Nous savons tous que la majorité des services d’IA stockent les entrées utilisateur de façon cryptée sur des serveurs centraux. Mais cette cryptographie est conçue pour être réversible. En cas d’autorisation légale ou d’urgence, les données peuvent être décryptées et divulguées, sans que l’utilisateur en ait conscience.
L’IA est devenue une partie intégrante de la vie quotidienne — résumer des articles, coder, rédiger des emails. Ce qui est réellement préoccupant, c’est que, comme dans le cas précédent, même des documents confidentiels et des données personnelles sont confiés à l’IA sans que les utilisateurs en aient conscience ou mesurent le risque.
Le problème central : toutes ces données transitent par des serveurs centraux des fournisseurs de services. Même si elles sont cryptées, la clé de déchiffrement appartient au fournisseur. Pourquoi les utilisateurs devraient-ils faire confiance à ce système ?
Les données entrées par l’utilisateur peuvent être exposées à des tiers par divers moyens : entraînement de modèles, vérifications de sécurité, demandes légales. En version entreprise, l’administrateur peut accéder aux logs de chat ; en version personnelle, les données peuvent également être transférées sous autorisation légale.

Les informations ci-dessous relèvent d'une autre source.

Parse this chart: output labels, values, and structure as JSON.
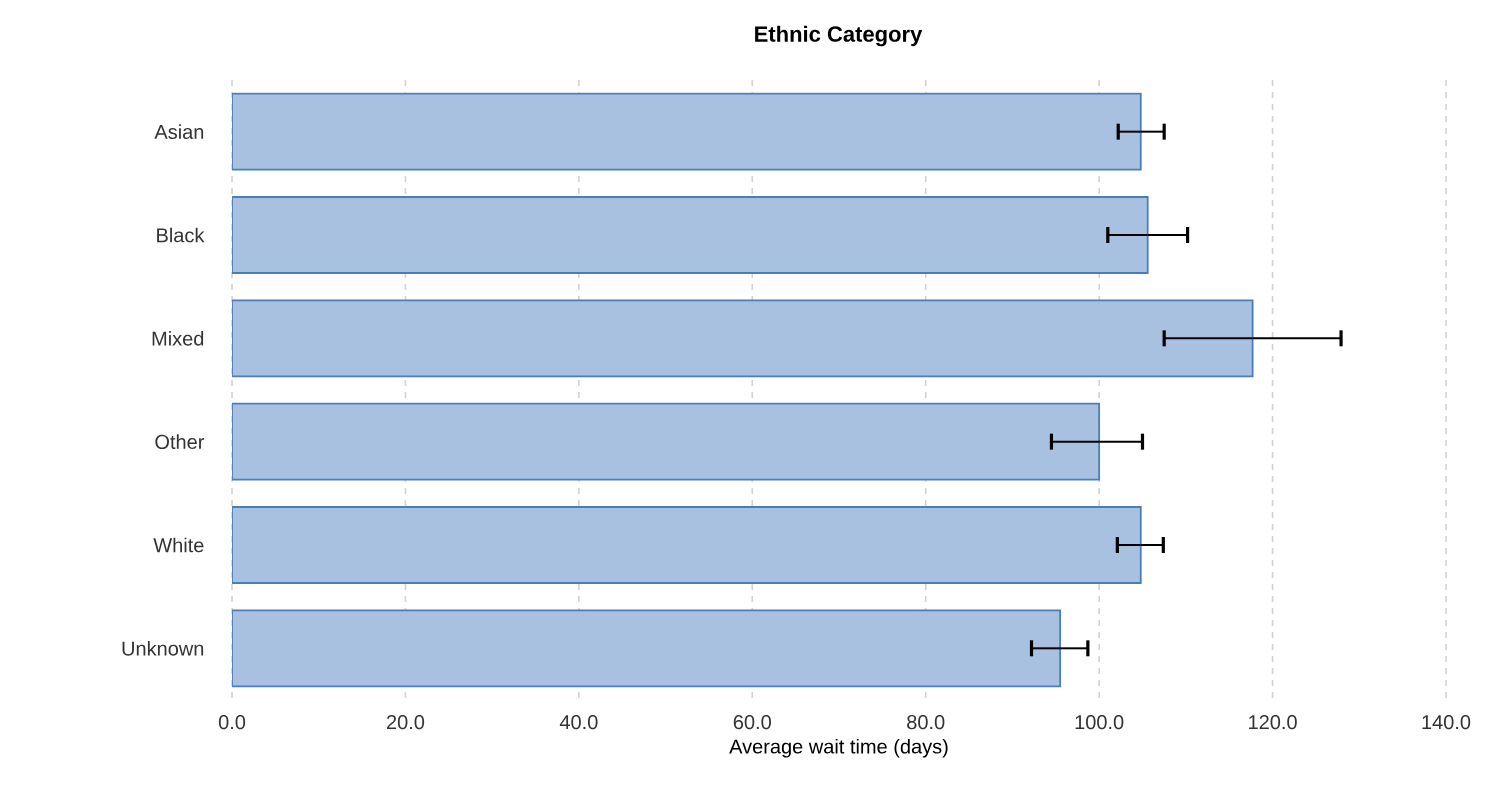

Étant donné que l’IA est désormais profondément intégrée dans la vie quotidienne, il est temps d’examiner sérieusement la question de la confidentialité.
Nesa a été conçu précisément pour changer radicalement cette architecture. Il construit une infrastructure décentralisée permettant l’inférence IA sans confier les données à un serveur central. Les entrées utilisateur sont traitées en cryptage, et aucun nœud unique ne peut voir les données brutes.
Imaginez un hôpital utilisant Nesa. Le médecin souhaite que l’IA analyse une IRM pour détecter une tumeur. Dans le service actuel, l’image est envoyée directement aux serveurs d’OpenAI ou de Google.
Avec Nesa, l’image est mathématiquement transformée avant de quitter l’ordinateur du médecin.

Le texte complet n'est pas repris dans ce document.